Cosmovision (Permaculture) Certificate Training

Now running its eighth cohort, the Indigenous Permaculture Green
Leadership training is a free, yearly, rigorous hundred-hour training
offered to community members interested in learning permaculture
design from an Indigenous perspective. One of the main goals of the IP
training is to train community leaders who are interested in and doing
work around community health, with an emphasis on food justice. Upon
the completion of the training, each student is expected to design and
implement a community-based project using the knowledge learned from
the training. Projects from past IP students include launching the City of San
Francisco's biodiesel program, and starting two community gardens in East Oakland.

Our meetings take place in the form of lectures, films, slideshows,
field trips, and lots and lots of discussion and hands-on work. Some
of the topics covered in the training include soil restoration,
sustainable food systems, wastewater management, composting, and
alternative energy sources. The several site visits that are
incorporated into the training include visits to reclaimed lots in
East Oakland, community gardens/nurseries in South Berkeley, urban
gardens in SF, waste-water treatment & recycling centers in the East
Bay, and educational production farms in Santa Cruz.

Trainings covering this type of material can often cost upwards of
 $1000, rendering the information inaccessible to those people and
communities who stand to benefit from it the most -- poor communities,
which are typically communities of color. This contributes to the perpetual
displacement of these already marginalized peoples.

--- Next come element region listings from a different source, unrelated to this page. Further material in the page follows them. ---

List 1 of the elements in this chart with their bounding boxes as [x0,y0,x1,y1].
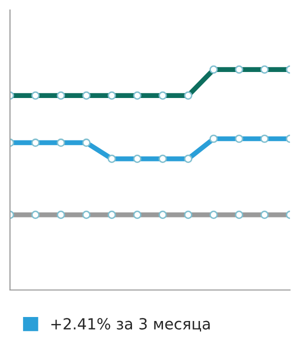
legend-label: +2.41% за 3 месяца [51,318,210,332]
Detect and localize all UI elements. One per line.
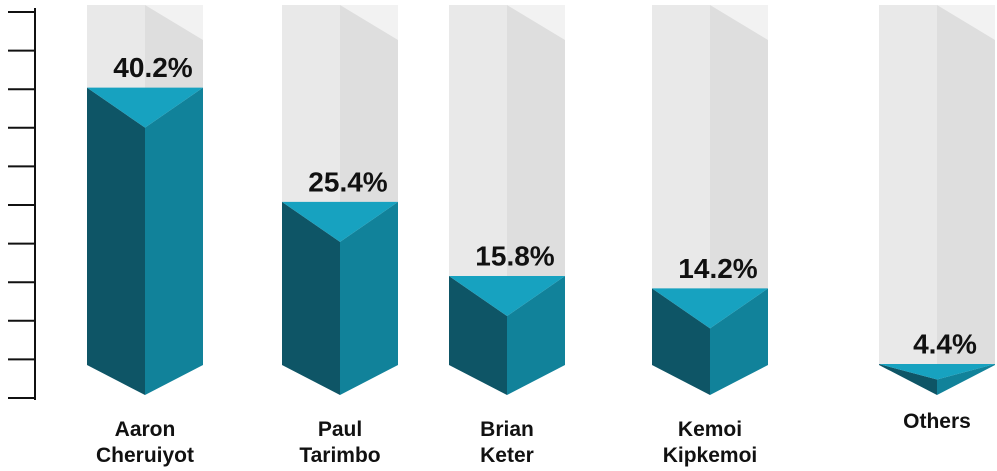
bar-top xyxy=(449,276,565,317)
bar-left-face xyxy=(652,288,710,395)
bar-back xyxy=(507,5,565,317)
bar-right-face xyxy=(145,87,203,395)
value-label: 4.4% xyxy=(913,328,977,359)
bar-top xyxy=(652,288,768,329)
bar xyxy=(449,276,565,395)
bar-back xyxy=(340,5,398,242)
bar xyxy=(282,201,398,395)
bar-right-face xyxy=(710,288,768,395)
bar-left-face xyxy=(449,276,507,395)
bar-back-top xyxy=(710,5,768,40)
value-label: 15.8% xyxy=(475,240,554,271)
value-label: 25.4% xyxy=(308,166,387,197)
bar-back-top xyxy=(340,5,398,40)
bar xyxy=(87,87,203,395)
bar-left-face xyxy=(879,364,937,395)
bar-left-face xyxy=(282,201,340,395)
value-label: 14.2% xyxy=(678,253,757,284)
bar-back xyxy=(710,5,768,329)
bar-right-face xyxy=(937,364,995,395)
bar-top xyxy=(87,87,203,128)
bar-back-top xyxy=(937,5,995,40)
bar-back xyxy=(652,5,710,329)
x-tick-label: Kemoi Kipkemoi xyxy=(663,418,758,467)
bar-back-top xyxy=(507,5,565,40)
x-tick-label: Others xyxy=(903,410,971,433)
bar-back xyxy=(449,5,507,317)
bar-right-face xyxy=(340,201,398,395)
bar xyxy=(652,288,768,395)
x-tick-label: Paul Tarimbo xyxy=(299,418,380,467)
bar-back-top xyxy=(145,5,203,40)
x-tick-label: Aaron Cheruiyot xyxy=(96,418,194,467)
bar-left-face xyxy=(87,87,145,395)
bar xyxy=(879,364,995,395)
bar-right-face xyxy=(507,276,565,395)
value-label: 40.2% xyxy=(113,52,192,83)
bar-top xyxy=(282,201,398,242)
bar-back xyxy=(879,5,937,380)
x-tick-label: Brian Keter xyxy=(480,418,534,467)
bar-back xyxy=(282,5,340,242)
bar-back xyxy=(937,5,995,380)
bar-top xyxy=(879,364,995,380)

On the contrary, the Indigenous Permaculture Green Leaders training
focuses on building capacity for community self-determination through
food sovereignty and also places a great deal of emphasis on respect
for all those life-forces that inhabit our neighborhoods—past,
present, and future. Needless to say, the Indigenous Permaculture
Green Leaders training is an invaluable resource to its students and
their families/communities/neighborhoods/networks.

Unfortunately, this year's training is running with a budget of $0.
This means that all of the preparation/organization/facilitation for
this program is 100% volunteer labor and expenses related to travel,
food, books and materials, and project implementation are coming
straight out of our, the students, pockets. Even so, we greatly
appreciate this rare learning opportunity and want to make sure that
the program continues to run for many years to come. We realize that a
community project can only be sustained through community support,
which is why we are asking for your support to keep this precious
learning opportunity alive. Support definitely comes in the form of
monetary donations, but also through donating materials (new and used)
to do gardening work, books, food for our meetings and anything else
that you think might be beneficial to the project.

You can help here. 

View Class Schedule

The final project is a two year commitment utilizing the teachings of Indigenous Permaculture within the community. A group presentation is required at the end of the course to discuss the final project.

  • To understand, respect, and follow the natural laws given to us by the Creator.
  • To understand natural energy flows.
  • To understand impacts on the natural environment and indigenous communities when unsustainable choices are made
  • To be conscious and responsible in our use of natural resources.
  • To establish microclimates for natural habitats that will promote a favorable environment for all living beings.
  • To create diversity for beneficial symbiotic plant and animal relationships.
  • To develop a cooperative existence with human kind and the natural world.
  • To utilize the designs, patterns and rhythms of nature.




Learn the difference between Mono-Agriculture and Traditional (Sustainable Agriculture). Focus on how can we rejuvenate areas that have been damaged by monoagriculture or by urban impact. Learn how you can increase local biodiversity and how you can create micro- climate conditions for the future health of the local ecosystem and the community.


Understand the importance of using traditional techniques of practice and observation on traditional agriculture.
Explore tools and techniques to design a garden in your community, including preparing garden beds, composting techniques, traditional fertilizers and pesticides, and seed-saving.
Explore key questions: How can you improve and restore the soil that has been abused by pesticides or others chemicals? How important it is to preserve the diversity of trees, enhance native plants, and incorporate fruit trees into the agroecology?  Community food security example will include low-income communities.


Review methods  to catch and store water.  Understand the importance of compost toilets and groundwater quality, including technology demonstration and management.  Participants will form groups and design a project around the information learned in the workshop.